Under certain conditions, radiation treatment can also enhance the immune response. For example, radiation exposure can provide a source of antigen that is well-suited for cross presentation by the host antigen-presenting cells (i.e., dendritic cells) which in turn can induce an antigen-specific immune response during radiotherapy of cancer patients. In addition, other immunopotentiating properties of radiation therapy have been observed, for example its influence on the tumor microenvironment which includes enhancing cell trafficking to tumor sites. At present, the numerous distinct and overlapping cell signaling pathways induced by radiation exposure and their interaction is not entirely understood. But understanding a fuller understanding of these pathways is needed for developing more efficient radiotherapies with beneficial, rather than pathological, biological and immunological consequences (Park B et al. 2014 Int J Mol Sci 15(1):917-943; Eriksson D et al., 2010 Tumor Biol. 31:363-72; Verheij Met al. 2000 Cell Tissue Res 301:133-142).
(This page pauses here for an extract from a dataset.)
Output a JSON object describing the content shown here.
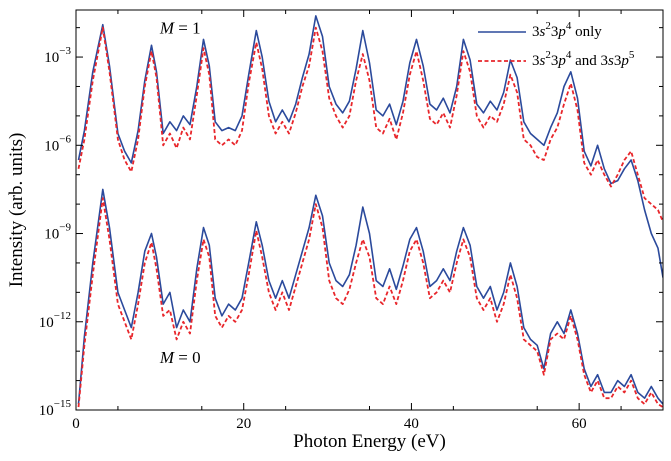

Several cytokines are believed play a role in innate defenses against ionizing radiation. For example, some studies indicated that mice can be protected from death by administration of interleukin-1 (IL-1), tumor necrosis factor (TNF), stem cell factor (SCF), IL-12, or basic fibroblast growth factor (bFGF), within 18-24 hrs prior to whole body irradiation (Heslet L et al. 2012 Int K Gen Med 5:105-115; Neta R 1997 Stem cells 15:87-94). However, none of these has been developed for use in humans as radioprotective agents.
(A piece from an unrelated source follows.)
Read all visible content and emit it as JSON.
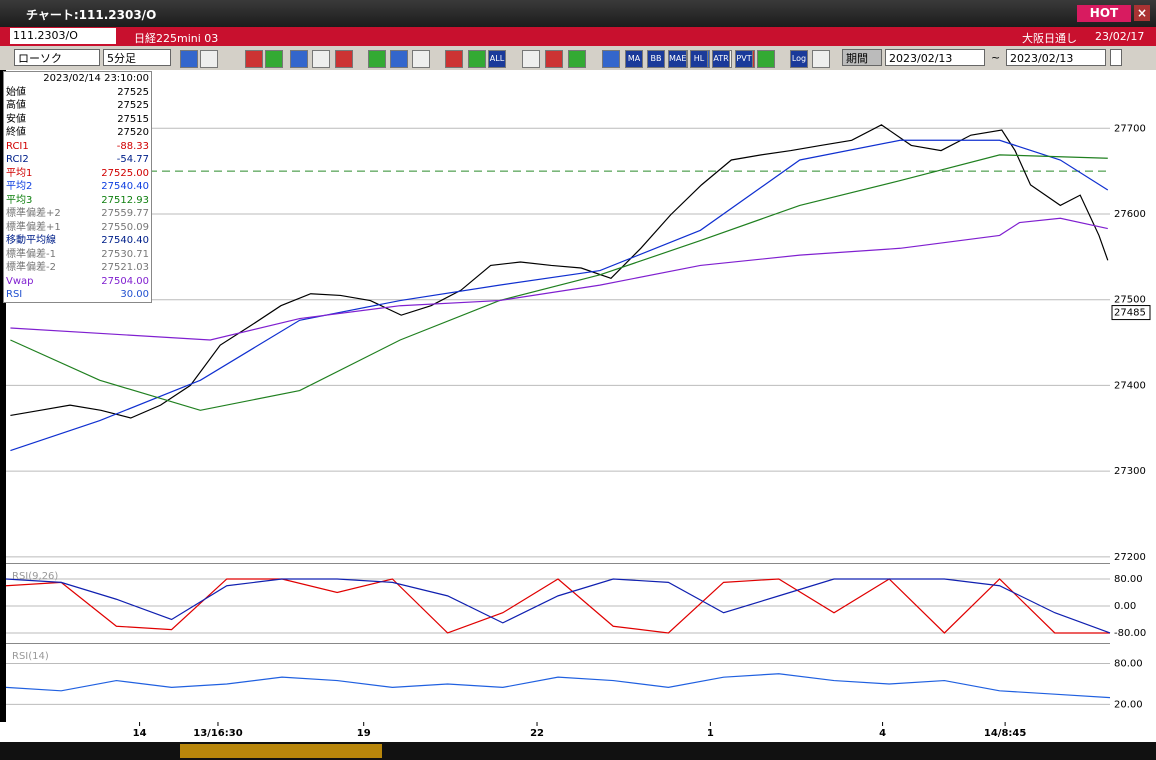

The Toll-like receptor 5 (TLR5) agonist CBLB502 (entolimod) was granted orphan drug status for reducing the risk of death following a potentially lethal dose of total body irradiation (TBI) when administered during or after exposure to radiation. Entolimod induces nuclear factor NF-κB signaling, activating the innate immune response (Burdelya L et al., 2008 Science 320(5873) 226-230). A single intramuscular injection of entolimod given after a lethal dose of total body irradiation increased survival in tests on non-human primates (NHPs). Entolimod mitigates radiation damage to hematopoietic and gastrointestinal tissues and promotes tissue regeneration. It also accelerates the recovery of peripheral blood cellularity and hemoglobin content, and improves the morphological recovery of hematopoietic and lymphoid organs including bone marrow, thymus, spleen and mesenteric lymph nodes. In addition, treatment with entolimod increased circulating levels of the cytokines G-CSF, IL-6, IL-8 and IL-10 in the peripheral blood. (Krivokrysenko V et al. 2015 PLoS One 10(9): e0135388; Krivokrysenko V et al. 2012 J Pharmacol Exp Ther 343(2)). See also WO 2016/109002.
There remains a need for additional safe and effective therapeutic agents for the treatment and prevention of radiation induced cell and tissue damage and for the treatment and prevention of radiation-induced diseases, disorders, and conditions.